Однако люди должны знать правду. И если не сейчас, то потом они всё равно в неё поверят.

– Разрушив договор семерых, Молтембер планировал и сам заключить договор с Эрхарой, – начал Юлиан. – Ему были нужны рыцари Эрхары, заточённые туда много сотен лет назад. С их помощью он хотел усилить свою армию и после возвращения нанести сокрушительный удар. Хозяева Эрхары запросили взамен новые души. Сто тысяч душ.

– Но вы говорили обо всём населении Свайзлаутерна, а это триста тысяч – усмехнулась Хлоя Гёсснер.

– Достаточно было и ста тысяч, – ответил Юлиан и продолжил. – Убить их всех при помощи карманных часов Молтембер не смог бы. Вернее, смог бы, но на это ушло бы много времени, а ждать он не хотел. Поэтому он переместил мощь карманных часов в Центральные Часы города, а это позволяло уничтожить всех, кого он хотел, единым разом.

– Но разве это так работает? – спросила Хлоя Гесснер, вновь не дожидаясь окончания монолога Юлиана. – Какая разница, какого размера часы, если сила в них одна и та же?

– Если бы это было так, Молтембер знал бы об этом. Всё, что я сейчас говорю, я слышал от него самого, и не мне судить, правда это или нет. Суть в том, что часы убивают ровно в полночь, но полночь они так и не пробили, потому что за секунду до этого пошли в другую сторону и взорвались. Наличие взрыва вы тоже будете отрицать? – обратился Юлиан то ли к судье, то ли к Фрау Гесснер, то ли ко всему залу, то ли вообще к самому себе.

Он ощущал себя вруном и фантазёром, потому что ему однозначно никто не верил. Если бы они пригласили на слушание ещё и Пенелопу Лютнер – человека, который тоже присутствовал в ту роковую ночь на крыше часов и знал ровно то же самое, что и Юлиан, всё могло бы быть иначе. Два голоса смогли бы достучаться до них, но этого не было. Словно нарочно никто не хотел в это верить, потому никто и не позвал второго свидетеля, чтобы он не портил им нарисованную ими же картинку. А уж Пенелопе хватило бы смелости сказать правду, как и самому Юлиану.

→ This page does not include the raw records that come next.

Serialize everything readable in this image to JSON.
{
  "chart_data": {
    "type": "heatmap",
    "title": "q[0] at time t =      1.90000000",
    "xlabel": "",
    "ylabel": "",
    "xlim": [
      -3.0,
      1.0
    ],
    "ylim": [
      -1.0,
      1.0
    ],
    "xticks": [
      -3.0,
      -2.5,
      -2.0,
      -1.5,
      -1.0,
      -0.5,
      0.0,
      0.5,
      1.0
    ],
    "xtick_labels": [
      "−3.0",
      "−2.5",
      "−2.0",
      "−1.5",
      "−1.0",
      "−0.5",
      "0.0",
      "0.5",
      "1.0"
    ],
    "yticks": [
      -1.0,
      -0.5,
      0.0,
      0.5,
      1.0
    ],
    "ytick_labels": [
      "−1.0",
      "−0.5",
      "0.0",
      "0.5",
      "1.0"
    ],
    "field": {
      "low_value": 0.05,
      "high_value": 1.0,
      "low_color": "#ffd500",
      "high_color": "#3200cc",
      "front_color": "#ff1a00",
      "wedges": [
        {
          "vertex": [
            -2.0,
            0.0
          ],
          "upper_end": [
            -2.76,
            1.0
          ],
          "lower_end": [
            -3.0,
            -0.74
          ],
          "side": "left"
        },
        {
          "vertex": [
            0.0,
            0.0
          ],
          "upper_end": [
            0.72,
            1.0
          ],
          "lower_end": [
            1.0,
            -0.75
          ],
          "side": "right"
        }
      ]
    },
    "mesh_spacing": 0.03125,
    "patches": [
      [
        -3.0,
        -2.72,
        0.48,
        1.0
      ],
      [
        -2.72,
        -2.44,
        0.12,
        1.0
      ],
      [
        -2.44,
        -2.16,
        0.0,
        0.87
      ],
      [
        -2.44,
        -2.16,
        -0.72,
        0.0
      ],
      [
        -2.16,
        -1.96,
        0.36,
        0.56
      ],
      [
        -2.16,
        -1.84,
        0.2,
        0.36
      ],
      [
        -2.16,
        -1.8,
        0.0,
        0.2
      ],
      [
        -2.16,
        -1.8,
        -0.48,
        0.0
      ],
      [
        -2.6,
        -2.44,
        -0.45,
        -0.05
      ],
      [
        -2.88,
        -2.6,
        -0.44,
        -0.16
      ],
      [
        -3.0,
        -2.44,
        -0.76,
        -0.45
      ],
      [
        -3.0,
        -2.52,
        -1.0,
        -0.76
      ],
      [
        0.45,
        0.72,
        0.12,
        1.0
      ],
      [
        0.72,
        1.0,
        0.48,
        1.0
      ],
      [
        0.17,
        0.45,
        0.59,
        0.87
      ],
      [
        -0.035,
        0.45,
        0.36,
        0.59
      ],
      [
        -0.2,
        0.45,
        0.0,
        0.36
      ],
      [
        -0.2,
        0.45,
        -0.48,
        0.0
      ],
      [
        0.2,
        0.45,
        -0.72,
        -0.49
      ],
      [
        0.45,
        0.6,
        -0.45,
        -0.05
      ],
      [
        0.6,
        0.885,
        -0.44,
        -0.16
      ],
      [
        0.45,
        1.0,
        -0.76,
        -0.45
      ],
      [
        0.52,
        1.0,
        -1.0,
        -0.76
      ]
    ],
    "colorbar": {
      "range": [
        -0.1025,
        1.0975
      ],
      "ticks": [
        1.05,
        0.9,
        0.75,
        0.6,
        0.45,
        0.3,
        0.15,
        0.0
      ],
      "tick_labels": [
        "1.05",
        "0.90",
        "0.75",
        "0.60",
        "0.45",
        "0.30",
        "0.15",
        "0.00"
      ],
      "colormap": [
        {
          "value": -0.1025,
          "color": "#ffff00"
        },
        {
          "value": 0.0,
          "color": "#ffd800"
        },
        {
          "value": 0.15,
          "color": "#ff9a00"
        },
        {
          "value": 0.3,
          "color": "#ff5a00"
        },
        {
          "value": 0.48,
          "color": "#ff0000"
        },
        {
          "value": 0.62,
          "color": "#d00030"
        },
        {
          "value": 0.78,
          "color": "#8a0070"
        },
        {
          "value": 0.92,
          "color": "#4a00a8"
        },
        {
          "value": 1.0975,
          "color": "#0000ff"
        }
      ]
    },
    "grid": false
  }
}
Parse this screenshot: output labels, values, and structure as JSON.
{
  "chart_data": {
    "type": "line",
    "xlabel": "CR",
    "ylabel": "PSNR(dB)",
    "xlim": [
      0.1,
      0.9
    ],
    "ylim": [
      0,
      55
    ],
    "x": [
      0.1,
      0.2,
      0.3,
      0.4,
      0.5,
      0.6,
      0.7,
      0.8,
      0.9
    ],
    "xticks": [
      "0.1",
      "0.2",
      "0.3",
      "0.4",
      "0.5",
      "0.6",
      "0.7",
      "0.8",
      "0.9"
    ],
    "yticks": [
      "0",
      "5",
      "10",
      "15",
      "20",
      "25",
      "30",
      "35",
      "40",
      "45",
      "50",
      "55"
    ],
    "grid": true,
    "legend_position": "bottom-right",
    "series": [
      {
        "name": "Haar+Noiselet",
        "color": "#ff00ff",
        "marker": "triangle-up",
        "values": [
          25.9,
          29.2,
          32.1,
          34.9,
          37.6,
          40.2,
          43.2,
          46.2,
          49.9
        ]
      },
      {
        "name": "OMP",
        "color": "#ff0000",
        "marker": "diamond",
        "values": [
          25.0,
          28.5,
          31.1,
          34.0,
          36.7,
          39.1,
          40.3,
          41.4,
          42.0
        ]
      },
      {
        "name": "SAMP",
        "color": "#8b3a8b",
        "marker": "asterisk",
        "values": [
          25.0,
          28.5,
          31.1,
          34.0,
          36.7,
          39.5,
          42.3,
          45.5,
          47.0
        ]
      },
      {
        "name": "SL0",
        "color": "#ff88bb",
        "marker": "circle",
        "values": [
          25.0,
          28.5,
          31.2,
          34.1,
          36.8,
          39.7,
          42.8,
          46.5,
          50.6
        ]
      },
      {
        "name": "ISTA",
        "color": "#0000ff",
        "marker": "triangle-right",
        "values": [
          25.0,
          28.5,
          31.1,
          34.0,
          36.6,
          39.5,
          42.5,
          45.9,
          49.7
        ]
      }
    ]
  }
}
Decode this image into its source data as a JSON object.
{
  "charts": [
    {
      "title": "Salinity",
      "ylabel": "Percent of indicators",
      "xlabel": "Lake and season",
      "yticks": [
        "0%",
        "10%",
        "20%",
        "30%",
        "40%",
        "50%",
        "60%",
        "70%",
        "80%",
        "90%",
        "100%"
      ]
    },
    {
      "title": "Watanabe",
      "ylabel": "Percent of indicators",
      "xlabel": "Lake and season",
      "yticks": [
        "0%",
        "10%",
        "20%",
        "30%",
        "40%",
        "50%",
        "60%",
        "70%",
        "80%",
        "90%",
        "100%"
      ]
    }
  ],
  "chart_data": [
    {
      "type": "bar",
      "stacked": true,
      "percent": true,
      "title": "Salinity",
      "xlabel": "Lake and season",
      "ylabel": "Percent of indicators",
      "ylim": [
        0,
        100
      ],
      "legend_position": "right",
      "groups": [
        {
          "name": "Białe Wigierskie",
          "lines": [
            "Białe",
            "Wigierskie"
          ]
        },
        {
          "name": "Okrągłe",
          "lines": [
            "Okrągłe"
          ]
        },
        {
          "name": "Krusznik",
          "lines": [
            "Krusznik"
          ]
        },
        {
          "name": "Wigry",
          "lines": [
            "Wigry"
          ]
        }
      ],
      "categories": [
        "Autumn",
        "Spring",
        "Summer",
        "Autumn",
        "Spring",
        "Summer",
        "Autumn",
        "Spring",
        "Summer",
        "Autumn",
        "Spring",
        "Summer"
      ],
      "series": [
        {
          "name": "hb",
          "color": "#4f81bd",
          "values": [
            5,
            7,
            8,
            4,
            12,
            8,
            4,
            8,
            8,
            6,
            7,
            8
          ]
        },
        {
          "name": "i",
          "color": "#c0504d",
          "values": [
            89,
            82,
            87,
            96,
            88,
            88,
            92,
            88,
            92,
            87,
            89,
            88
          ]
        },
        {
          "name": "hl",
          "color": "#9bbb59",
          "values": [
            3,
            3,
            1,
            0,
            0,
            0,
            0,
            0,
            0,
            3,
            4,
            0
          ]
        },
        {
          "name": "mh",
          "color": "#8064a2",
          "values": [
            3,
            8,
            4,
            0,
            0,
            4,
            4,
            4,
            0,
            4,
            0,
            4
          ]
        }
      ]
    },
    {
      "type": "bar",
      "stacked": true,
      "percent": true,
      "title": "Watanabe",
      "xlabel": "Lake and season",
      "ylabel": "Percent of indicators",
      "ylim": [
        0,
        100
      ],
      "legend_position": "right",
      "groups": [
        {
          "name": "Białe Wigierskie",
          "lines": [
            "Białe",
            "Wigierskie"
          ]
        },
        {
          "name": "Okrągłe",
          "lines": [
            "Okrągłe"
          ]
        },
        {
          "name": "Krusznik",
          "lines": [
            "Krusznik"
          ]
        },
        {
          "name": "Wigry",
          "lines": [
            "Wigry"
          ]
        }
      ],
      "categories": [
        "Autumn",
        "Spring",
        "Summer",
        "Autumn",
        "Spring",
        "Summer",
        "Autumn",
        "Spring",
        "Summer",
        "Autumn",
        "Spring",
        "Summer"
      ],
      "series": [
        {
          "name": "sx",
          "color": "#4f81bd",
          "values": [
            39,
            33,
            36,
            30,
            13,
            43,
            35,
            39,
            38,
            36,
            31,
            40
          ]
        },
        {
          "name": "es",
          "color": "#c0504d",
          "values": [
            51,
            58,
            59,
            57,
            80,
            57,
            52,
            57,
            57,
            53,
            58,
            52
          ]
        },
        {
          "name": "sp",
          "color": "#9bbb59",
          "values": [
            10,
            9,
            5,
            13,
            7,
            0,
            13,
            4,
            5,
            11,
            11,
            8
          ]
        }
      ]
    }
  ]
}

В своей красавице он был более чем уверен.

– Кто же заложил взрывчатку? – спросила Хлоя Гесснер, словно наконец-то нашла несостыковку в деле и теперь сможет давить на неё до победного конца.

К несчастью, на это и впрямь ответить было нечего.

– Полагаю, это был тоже план миссис Скуэйн, – сказал он. – Однако, я не знаю точно.

– Выходит, вы посмертно обвиняете её в преступлении? – спросила настырная защитница.

– Она спасла нас всех. Треть жителей целого города, сто тысяч невинных людей. Разве какое-то сооружение дороже человеческих жизней?

– Довольно, – прервал его судья. – Довольно, герр Мерлин. Мы достаточно наслушались от вас на сегодня, теперь же позвольте нам отдохнуть и перейти к более насущему.